Маяковский тогда, в 1922 году, увидев этот стих на подаренном ему первом издании «Сестра моя – жизнь», только посмеялся. Сейчас было не до смеха. Потому что он понял, что это не шутка и не прихоть излишне чувствительного Пастернака высказаться о происходящем.
ЛЕФ претил Борису. Ужасно претил. Он пытался оттолкнуть от себя всё это общество, притягиваемое Володей, обособиться от него, сказать, что с этим буйным, грубым, показательно советским объединением не имеет ни единой нити связи...и вместе с тем старательно пытался усидеть на двух стульях, отчаянно желал не оттолкнуть от себя Маяковского.
«Я еще раз сегодня с полнейшим дружелюбием буду находить у нас в редакции пути для уговора тебя. Я всё ещё жду стихи для ЛЕФ, Боря» — говорил ему Володя. А Пастернак всё отнекивался, мол, бесполезно отговаривать.
Ну, действительно оказалось бесполезно.
В ЛЕФе – пускай Борису глубоко плевать на это – его искренне не любят, чуть ли не презирают, иногда до высмеивающих и оскорбительных пародий.

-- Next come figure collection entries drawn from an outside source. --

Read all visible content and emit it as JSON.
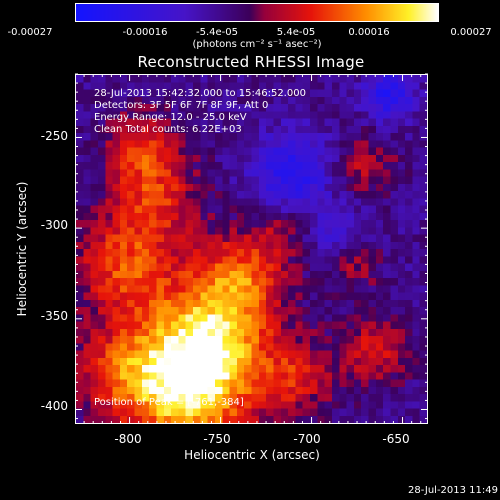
{
  "colorbar": {
    "ticks": [
      "-0.00027",
      "-0.00016",
      "-5.4e-05",
      "5.4e-05",
      "0.00016",
      "0.00027"
    ],
    "units": "(photons cm⁻² s⁻¹ asec⁻²)"
  },
  "info": {
    "time_range": "28-Jul-2013 15:42:32.000 to 15:46:52.000",
    "detectors": "Detectors: 3F 5F 6F 7F 8F 9F, Att 0",
    "energy": "Energy Range: 12.0 - 25.0 keV",
    "method": "Clean    Total counts: 6.22E+03",
    "peak": "Position of Peak = [-761,-384]"
  },
  "footer": {
    "timestamp": "28-Jul-2013 11:49"
  },
  "colors": {
    "background": "#000000",
    "text": "#ffffff"
  },
  "chart_data": {
    "type": "heatmap",
    "title": "Reconstructed RHESSI Image",
    "xlabel": "Heliocentric X (arcsec)",
    "ylabel": "Heliocentric Y (arcsec)",
    "xlim": [
      -830,
      -636
    ],
    "ylim": [
      -408,
      -215
    ],
    "xticks": [
      -800,
      -750,
      -700,
      -650
    ],
    "yticks": [
      -250,
      -300,
      -350,
      -400
    ],
    "color_range": [
      -0.00027,
      0.00027
    ],
    "colormap": "blue-purple-red-yellow-white",
    "peak_position": [
      -761,
      -384
    ]
  }
}
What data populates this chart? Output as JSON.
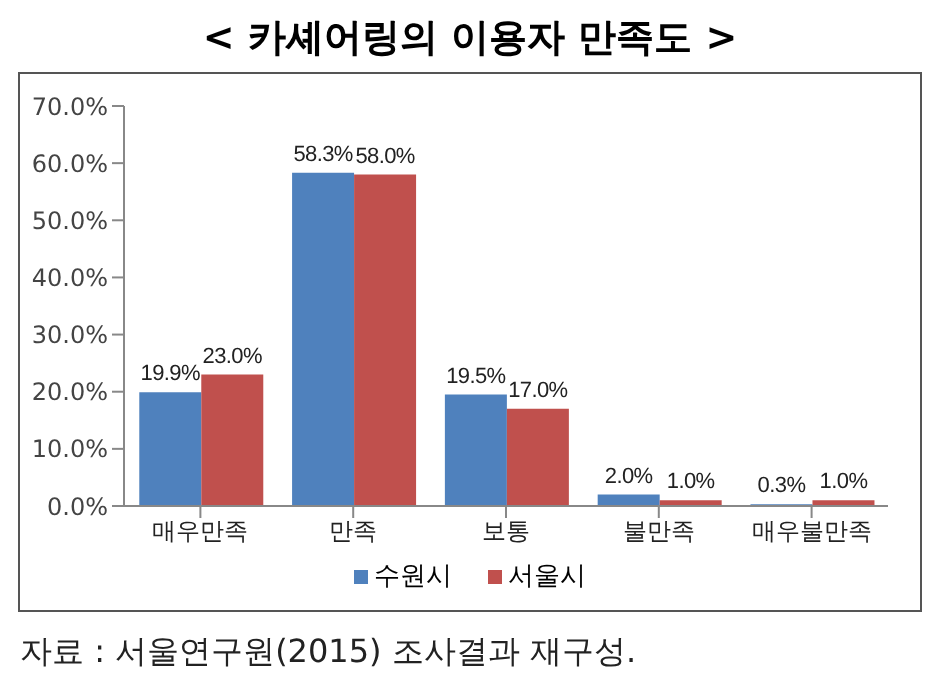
{
  "chart_data": {
    "type": "bar",
    "title": "< 카셰어링의 이용자 만족도 >",
    "categories": [
      "매우만족",
      "만족",
      "보통",
      "불만족",
      "매우불만족"
    ],
    "series": [
      {
        "name": "수원시",
        "color": "#4f81bd",
        "values": [
          19.9,
          58.3,
          19.5,
          2.0,
          0.3
        ],
        "value_labels": [
          "19.9%",
          "58.3%",
          "19.5%",
          "2.0%",
          "0.3%"
        ]
      },
      {
        "name": "서울시",
        "color": "#c0504d",
        "values": [
          23.0,
          58.0,
          17.0,
          1.0,
          1.0
        ],
        "value_labels": [
          "23.0%",
          "58.0%",
          "17.0%",
          "1.0%",
          "1.0%"
        ]
      }
    ],
    "ylim": [
      0,
      70
    ],
    "yticks": [
      {
        "value": 0,
        "label": "0.0%"
      },
      {
        "value": 10,
        "label": "10.0%"
      },
      {
        "value": 20,
        "label": "20.0%"
      },
      {
        "value": 30,
        "label": "30.0%"
      },
      {
        "value": 40,
        "label": "40.0%"
      },
      {
        "value": 50,
        "label": "50.0%"
      },
      {
        "value": 60,
        "label": "60.0%"
      },
      {
        "value": 70,
        "label": "70.0%"
      }
    ],
    "grid": false,
    "legend": "bottom",
    "annotations": [
      "자료 : 서울연구원(2015) 조사결과 재구성."
    ]
  }
}
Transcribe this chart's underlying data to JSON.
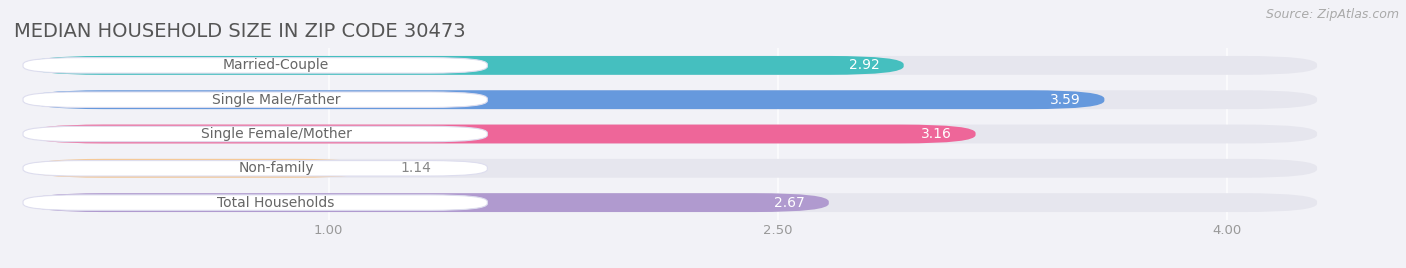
{
  "title": "MEDIAN HOUSEHOLD SIZE IN ZIP CODE 30473",
  "source": "Source: ZipAtlas.com",
  "categories": [
    "Married-Couple",
    "Single Male/Father",
    "Single Female/Mother",
    "Non-family",
    "Total Households"
  ],
  "values": [
    2.92,
    3.59,
    3.16,
    1.14,
    2.67
  ],
  "bar_colors": [
    "#45bfbf",
    "#6699dd",
    "#ee6699",
    "#f5c998",
    "#b09acf"
  ],
  "value_colors": [
    "#555555",
    "#ffffff",
    "#ffffff",
    "#777777",
    "#777777"
  ],
  "xlim_min": 0.0,
  "xlim_max": 4.3,
  "data_min": 1.0,
  "data_max": 4.0,
  "xticks": [
    1.0,
    2.5,
    4.0
  ],
  "xtick_labels": [
    "1.00",
    "2.50",
    "4.00"
  ],
  "background_color": "#f2f2f7",
  "bar_bg_color": "#e6e6ee",
  "label_bg_color": "#ffffff",
  "label_text_color": "#666666",
  "title_fontsize": 14,
  "source_fontsize": 9,
  "label_fontsize": 10,
  "value_fontsize": 10
}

Хотя он, конечно, знает, что полемики с ним не хотят, оттого и не опубликовали то резкое письмо с официальным выходом из ЛЕФ, предназначенное для Редакционного коллектива. Резкое письмо без единого прямого обращения к кому-либо, содержащее лишь формальности и написанное по-канцеляристски, чтоб никто наверняка не принял на свой счёт, потому что оно, в сущности, ни к кому и не обращено, кроме как к официозу. Единственное, что удручало и заставляло сейчас в очередной раз склоняться над листами бумаги с пером в руке – это Володя. Потому что он – дурак! Не иначе, как дурак! В последний разговор они публично сцепились, так как он обвинил Бориса в том, что тот предпочел ЛЕФ чему-то другому. Между строк Пастернак явно уловил: «ты предпочел меня кому-то другому».
За окном шумели пьяницы, гуляки и возвращающиеся с работы трудяги. Световой день ещё не увеличился. Темнело. На замаранном листе виднелся текст, адресованный...ну, ясное дело, кому. Причем со строгой пометкой: «лично», пускай и на общий, ЛЕФовский, адрес.
«4. [IV]. 28.
Наш разговор не был обиден ни для Вас, ни для меня, но он удручающе бесплоден в жизни, которая нас не балует ни временем, ни безграничностью средств. Печально. Вы все время делаете одну ошибку (и ее за Вами повторяет Асеев), когда думаете, что мой выход — переход и я кого-то кому-то предпочел. Точно это я выбирал и выбираю. А Вы не выбрали? Разве Вы молча не сказали мне всем этим годом (но как Вы это поймете?!), что в отношении родства, близости, перекрестно-молчаливого знанья трудных, громадных, невеселых вещей, связанных с этим убийственно нелепым и редким нашим делом, Ваше общество, которое я покинул и знаю не хуже Вас, для Вас ближе, живее, нервно-убедительнее меня?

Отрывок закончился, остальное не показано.